Saturday, January 9, 2010

A Little Spiritual Note

I am stubborn. Sometimes it takes a lot to get a point across to me either because I am stubborn or I don't understand what you are telling me. As the new semester began and with New Years I thought about things that I wanted to resolve to do. I think it's easy to say I'm going to lose weight, do better in school, or I'm going to give up chocolate (which is completely unrealistic... haha jk) but it's a lot harder I think to make a resolution to change want is not on the surface of yourself. Without divulging all my negatives and how I want to change them, I have realized lately how I think Heavenly Father answers prayers; how he answers them in an unclear or unexpected way. But when you can see the answer and are at the end it makes sense and it was the answer you needed to have otherwise, if you are like me, you may have never understood it or would just be to dense to understand.

I don't have all the answers but I'm glad that i have an eternal outlook. That through the Gospel, my life no matter what path I take, I will always have an optimistic view of the world and how nothing is ever the end; there is always something more to work towards. I attended a wedding of a cousin of mine or at least went to the waiting room in the temple and I thought about how much the temple holds for me and everyone. The amazing and miraculous things that happen inside those walls. It's a very belittling but spiritually strengthening experience and I haven't even gone through it all the way. No matter what trials I have I know that I have an eternal outlook that far exceeds the troubles I have now. I'm grateful for the way my prayers have been answered even if they were in hard, and difficult ways I have learned from them. It's a good day when you find a peace with your trials, not that they go away but you see that you won't feel or be like this forever. I'm grateful for those moments and that I have that knowledge.

I'm happy with my life and being at BYU I have been blessed for being here. I have met amazing friends and men that use and respect their priesthood and are willing to use it to help me. Things are never perfect but I believe that people are put in your life for a reason and you are meant to learn something from each of them. For example, my roommate who was there for me last night and just listened to me and gave me advice. My friends Heidi, Shelby, and Spencer who are always there to listen and have been great friends and have such great memories and experiences with. Sorry if this is a weird or different post but I just wanted to share what I have learned.
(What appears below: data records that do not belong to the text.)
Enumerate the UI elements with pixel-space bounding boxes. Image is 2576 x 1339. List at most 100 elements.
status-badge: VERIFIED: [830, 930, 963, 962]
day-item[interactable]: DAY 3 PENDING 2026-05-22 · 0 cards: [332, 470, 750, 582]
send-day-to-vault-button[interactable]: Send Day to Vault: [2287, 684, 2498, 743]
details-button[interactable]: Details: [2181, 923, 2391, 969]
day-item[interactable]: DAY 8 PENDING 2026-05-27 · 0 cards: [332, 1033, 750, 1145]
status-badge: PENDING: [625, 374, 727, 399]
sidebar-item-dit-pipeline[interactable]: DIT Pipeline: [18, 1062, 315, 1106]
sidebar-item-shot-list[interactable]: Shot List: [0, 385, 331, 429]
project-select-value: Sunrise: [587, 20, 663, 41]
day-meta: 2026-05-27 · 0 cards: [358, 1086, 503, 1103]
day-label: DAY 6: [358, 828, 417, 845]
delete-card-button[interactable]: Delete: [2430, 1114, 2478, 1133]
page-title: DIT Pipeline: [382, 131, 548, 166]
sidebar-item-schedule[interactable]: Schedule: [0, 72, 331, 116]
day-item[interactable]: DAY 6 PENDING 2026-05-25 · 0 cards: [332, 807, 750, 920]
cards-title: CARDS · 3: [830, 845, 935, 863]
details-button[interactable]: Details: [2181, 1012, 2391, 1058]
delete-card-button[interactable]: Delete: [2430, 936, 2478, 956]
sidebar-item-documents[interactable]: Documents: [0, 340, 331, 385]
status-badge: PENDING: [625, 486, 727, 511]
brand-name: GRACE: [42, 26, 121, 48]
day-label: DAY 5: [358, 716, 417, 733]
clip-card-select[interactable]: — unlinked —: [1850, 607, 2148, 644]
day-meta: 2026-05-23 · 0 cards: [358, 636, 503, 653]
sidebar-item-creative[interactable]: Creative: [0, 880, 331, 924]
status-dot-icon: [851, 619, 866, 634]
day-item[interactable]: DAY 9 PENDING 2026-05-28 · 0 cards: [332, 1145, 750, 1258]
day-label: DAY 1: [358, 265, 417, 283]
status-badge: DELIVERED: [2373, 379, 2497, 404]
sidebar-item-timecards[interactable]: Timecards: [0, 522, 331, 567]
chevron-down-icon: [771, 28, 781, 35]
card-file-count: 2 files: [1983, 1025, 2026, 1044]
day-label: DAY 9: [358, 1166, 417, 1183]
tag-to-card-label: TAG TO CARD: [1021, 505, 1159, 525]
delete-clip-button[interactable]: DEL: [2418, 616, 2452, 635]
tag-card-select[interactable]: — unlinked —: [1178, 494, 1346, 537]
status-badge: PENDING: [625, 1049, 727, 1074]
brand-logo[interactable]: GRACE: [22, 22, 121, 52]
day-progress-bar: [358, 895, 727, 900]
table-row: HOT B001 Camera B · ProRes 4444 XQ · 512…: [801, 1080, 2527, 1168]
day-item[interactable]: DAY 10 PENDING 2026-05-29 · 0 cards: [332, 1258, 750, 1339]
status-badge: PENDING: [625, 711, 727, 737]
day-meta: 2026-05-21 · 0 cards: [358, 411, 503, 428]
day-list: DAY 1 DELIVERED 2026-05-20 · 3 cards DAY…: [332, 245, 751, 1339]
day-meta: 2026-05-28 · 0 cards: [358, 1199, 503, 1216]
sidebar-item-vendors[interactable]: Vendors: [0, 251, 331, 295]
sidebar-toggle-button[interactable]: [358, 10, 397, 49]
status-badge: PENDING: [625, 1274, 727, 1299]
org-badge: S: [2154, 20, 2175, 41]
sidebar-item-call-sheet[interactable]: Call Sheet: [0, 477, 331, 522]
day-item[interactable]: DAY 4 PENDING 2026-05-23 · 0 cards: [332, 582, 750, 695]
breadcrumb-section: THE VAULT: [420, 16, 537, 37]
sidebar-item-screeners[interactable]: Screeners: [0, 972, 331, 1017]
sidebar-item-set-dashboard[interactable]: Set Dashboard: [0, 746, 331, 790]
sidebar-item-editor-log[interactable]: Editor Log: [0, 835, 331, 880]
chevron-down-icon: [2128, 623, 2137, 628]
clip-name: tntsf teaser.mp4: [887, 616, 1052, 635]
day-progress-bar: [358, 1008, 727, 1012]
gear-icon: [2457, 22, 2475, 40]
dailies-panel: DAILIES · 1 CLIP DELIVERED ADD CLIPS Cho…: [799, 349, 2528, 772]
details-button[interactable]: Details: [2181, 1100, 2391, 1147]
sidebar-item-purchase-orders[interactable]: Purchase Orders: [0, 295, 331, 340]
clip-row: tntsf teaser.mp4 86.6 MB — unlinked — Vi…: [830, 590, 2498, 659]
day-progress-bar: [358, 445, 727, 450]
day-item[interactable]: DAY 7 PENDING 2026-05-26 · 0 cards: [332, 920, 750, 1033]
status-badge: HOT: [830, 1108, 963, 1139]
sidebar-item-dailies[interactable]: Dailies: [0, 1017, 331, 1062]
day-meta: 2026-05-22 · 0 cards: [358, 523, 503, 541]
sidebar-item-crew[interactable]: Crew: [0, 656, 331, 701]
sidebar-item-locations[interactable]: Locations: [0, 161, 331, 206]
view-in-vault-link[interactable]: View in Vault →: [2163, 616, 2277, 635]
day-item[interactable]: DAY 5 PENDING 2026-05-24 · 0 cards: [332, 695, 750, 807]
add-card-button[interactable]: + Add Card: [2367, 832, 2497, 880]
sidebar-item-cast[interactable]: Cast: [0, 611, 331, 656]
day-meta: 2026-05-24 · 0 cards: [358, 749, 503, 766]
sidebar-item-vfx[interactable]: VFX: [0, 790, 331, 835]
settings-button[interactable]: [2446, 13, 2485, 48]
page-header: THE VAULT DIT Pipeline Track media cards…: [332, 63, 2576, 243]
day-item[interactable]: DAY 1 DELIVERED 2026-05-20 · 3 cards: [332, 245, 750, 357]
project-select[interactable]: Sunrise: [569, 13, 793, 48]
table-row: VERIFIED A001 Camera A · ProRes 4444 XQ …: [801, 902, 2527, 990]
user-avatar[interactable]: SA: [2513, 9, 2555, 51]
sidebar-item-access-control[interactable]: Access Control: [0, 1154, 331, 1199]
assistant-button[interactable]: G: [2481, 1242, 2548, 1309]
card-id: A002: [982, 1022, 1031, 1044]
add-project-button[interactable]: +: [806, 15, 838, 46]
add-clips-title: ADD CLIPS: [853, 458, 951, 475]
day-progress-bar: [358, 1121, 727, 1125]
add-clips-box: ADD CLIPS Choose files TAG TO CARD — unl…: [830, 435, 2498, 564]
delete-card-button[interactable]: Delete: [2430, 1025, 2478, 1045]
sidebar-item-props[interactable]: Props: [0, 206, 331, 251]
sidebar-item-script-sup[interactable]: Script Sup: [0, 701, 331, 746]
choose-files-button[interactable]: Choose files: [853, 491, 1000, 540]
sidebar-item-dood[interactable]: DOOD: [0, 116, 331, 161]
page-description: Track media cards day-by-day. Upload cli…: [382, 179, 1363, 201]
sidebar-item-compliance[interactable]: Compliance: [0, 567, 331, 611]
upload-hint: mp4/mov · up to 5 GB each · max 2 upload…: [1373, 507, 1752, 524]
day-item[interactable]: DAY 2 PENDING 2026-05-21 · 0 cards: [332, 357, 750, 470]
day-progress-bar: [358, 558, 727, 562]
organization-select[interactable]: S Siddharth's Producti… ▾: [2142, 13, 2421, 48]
Through the tears and the tough spots I'm grateful for this knowledge from Elder Hales. "As we put our faith and trust in the Lord, we must battle our pain day by day and sometimes hour by hour, even moment by moment.When pain, tests, and trials come in life, draw near to the Savior.Healing comes in the Lord's time and the Lord's way; be patient. D&C 121:7 "My son, peace be unto thy soul; thine adversity and thine afflictions shall be but a small moment." Elder Robert D. Hales


(This is a picture from my cousin's wedding that I took. This one is included in my photography portfolio I'm turning in to see if I get accepted!)

1 comment:

Heidi said...

I love you :) you are an amazing person.